Le deuxième acte, c'est le déroulement de leur liaison. Au début, Rousslan vient une fois par semaine. Jamais le dimanche: le dimanche, on ne travaille pas. Puis deux. Puis, reste parfois la nuit. Et l'on assiste à la lente évolution de cette liaison: petit à petit, le jeune sauvage s'attache à celui en qui il ne voyait d'abord qu'un client et un pourvoyeur de cadeaux; petit à petit, Daniel cesse de voir en Rousslan juste une relation tarifée, et à 50€ la passe on aurait bien tort de s'en priver! pour le considérer comme un être humain qu'il a envie de protéger, on n'oserait dire un fils mais, peut-être, un petit frère.
Le dernier acte, c'est une sorte de thriller, la lutte engagée par Daniel porte sortir le petit Ukrainien passé par la Tchetchénie, où il a perdu ses parents, du cadre de soumission et de terreur que fait régner Boss. C'est lui qui cache les passeports; c'est lui qui décrète la loi du clan. Et il peut se comporter comme une véritable brute.
Oui, le film de Robin Campillo est de bout en bout passionnant. Par la pluralité des points de vue par lesquels il regarde cette histoire. Des moments de grande virtuosité filmique. Des moments retenus. Une histoire d'amour. Un documentaire.
Il est singulier que deux des films français importants de ces derniers mois (l'autre étant L'Inconnu du lac) traitent de l'homosexualité par sa face noire . On n'est pas chez les bisounours, le couple du zentil monsieur-papa et du zentil monsieur-maman mis en exergue par les défenseurs du mariage pour tous (et qui est aussi une réalité, heureusement!); on est face au sexe furtif, clandestin, violent.
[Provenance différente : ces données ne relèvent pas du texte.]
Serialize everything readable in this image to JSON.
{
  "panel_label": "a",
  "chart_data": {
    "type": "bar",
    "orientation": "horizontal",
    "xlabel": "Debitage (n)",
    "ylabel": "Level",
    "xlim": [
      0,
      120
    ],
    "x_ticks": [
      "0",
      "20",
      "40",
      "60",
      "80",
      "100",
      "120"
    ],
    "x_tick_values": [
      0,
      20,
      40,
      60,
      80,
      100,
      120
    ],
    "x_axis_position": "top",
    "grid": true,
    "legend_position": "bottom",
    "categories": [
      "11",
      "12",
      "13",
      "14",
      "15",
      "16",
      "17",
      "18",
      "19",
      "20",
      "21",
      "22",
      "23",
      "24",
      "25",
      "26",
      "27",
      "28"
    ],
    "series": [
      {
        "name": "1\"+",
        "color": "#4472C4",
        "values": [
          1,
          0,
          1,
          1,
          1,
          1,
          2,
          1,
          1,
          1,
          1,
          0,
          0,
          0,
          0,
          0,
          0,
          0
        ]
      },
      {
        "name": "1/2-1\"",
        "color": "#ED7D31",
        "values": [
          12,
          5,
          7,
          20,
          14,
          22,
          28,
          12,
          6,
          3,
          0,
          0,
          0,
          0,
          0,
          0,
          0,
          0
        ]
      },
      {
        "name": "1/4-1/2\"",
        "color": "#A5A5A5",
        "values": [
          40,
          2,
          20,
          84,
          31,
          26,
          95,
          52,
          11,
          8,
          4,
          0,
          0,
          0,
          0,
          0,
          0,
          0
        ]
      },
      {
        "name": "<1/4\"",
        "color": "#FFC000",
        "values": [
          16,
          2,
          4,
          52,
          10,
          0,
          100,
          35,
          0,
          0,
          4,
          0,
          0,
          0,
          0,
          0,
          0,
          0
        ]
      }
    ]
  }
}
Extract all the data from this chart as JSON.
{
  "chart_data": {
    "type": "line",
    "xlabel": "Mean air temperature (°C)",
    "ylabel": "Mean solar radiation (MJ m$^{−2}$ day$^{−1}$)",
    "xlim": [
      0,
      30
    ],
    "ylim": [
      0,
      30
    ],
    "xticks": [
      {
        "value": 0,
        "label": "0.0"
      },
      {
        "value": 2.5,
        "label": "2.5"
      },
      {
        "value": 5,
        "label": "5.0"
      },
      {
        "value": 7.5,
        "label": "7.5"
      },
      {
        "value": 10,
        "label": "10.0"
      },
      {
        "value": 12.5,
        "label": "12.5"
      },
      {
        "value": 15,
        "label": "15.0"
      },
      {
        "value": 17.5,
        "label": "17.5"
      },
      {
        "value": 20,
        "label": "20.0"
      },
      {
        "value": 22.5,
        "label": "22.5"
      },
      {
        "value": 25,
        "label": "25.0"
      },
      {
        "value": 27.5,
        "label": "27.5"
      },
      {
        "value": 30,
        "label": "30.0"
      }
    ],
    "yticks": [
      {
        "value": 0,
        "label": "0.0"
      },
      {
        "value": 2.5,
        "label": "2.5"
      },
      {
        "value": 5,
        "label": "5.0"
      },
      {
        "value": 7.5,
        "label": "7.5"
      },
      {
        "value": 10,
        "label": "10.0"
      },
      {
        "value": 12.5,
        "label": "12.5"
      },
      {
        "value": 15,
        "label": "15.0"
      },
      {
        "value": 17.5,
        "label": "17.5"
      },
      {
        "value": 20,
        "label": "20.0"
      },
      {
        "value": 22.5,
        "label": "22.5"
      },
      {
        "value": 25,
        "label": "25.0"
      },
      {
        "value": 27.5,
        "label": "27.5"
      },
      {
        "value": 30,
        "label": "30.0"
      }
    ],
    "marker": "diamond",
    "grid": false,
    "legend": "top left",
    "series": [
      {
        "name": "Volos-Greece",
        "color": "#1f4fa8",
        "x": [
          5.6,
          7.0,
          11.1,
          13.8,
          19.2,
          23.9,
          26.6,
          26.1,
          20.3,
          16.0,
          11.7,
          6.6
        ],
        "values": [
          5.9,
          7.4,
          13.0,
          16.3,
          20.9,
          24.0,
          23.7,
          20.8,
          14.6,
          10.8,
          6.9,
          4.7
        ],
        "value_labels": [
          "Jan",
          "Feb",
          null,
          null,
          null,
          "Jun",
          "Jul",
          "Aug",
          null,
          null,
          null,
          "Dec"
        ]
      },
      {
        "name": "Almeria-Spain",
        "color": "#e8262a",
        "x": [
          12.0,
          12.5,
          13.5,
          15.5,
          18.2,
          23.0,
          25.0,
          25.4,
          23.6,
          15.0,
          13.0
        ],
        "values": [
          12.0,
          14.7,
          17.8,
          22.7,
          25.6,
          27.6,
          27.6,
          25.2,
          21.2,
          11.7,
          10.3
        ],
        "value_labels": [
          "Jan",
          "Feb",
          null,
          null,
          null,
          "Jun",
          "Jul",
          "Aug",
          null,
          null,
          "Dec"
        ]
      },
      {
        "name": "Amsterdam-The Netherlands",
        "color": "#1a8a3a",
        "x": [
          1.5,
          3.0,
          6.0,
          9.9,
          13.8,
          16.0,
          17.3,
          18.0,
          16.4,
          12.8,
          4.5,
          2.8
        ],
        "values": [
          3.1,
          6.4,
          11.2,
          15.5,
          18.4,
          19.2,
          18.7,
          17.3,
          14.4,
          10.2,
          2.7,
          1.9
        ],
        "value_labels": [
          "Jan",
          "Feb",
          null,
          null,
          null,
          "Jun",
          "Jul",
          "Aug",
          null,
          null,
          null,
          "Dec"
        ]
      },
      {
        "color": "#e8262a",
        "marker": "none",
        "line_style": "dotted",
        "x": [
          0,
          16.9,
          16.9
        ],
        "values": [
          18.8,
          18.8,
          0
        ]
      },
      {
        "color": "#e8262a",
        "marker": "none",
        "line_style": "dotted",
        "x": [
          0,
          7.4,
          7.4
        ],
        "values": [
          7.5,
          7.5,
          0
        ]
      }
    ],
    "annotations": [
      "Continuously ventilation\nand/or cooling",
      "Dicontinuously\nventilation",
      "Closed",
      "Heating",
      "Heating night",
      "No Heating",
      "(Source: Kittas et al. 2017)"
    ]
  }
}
Pourquoi ais je parlé d'interprétation dérangeante? Ma foi, l'aspect sociologique du film apporterait plutôt de l'eau au moulin du FN.... Car la petite mafia est logée, au frais de la princesse -la princesse étant la Préfecture en l'occurrence- dans un hôtel genre Formule1 de la grande banlieue Nord. Ils occupent un étage, où le personnel de l'hôtel ne vient pas. Ils en sont les rois, font régner leur ordre, insolents voire violents vis à vis de ce personnel s'il s'avise de se mêler de ce qui s'y passe. Se dire qu'on entretient des gangs venus de l'Est (ou d'ailleurs) parce que, cachant leur nationalité ils sont inexpulsables, quand tant de travailleurs honnêtes sont à la rue, c'est une réalité qui dérange, non?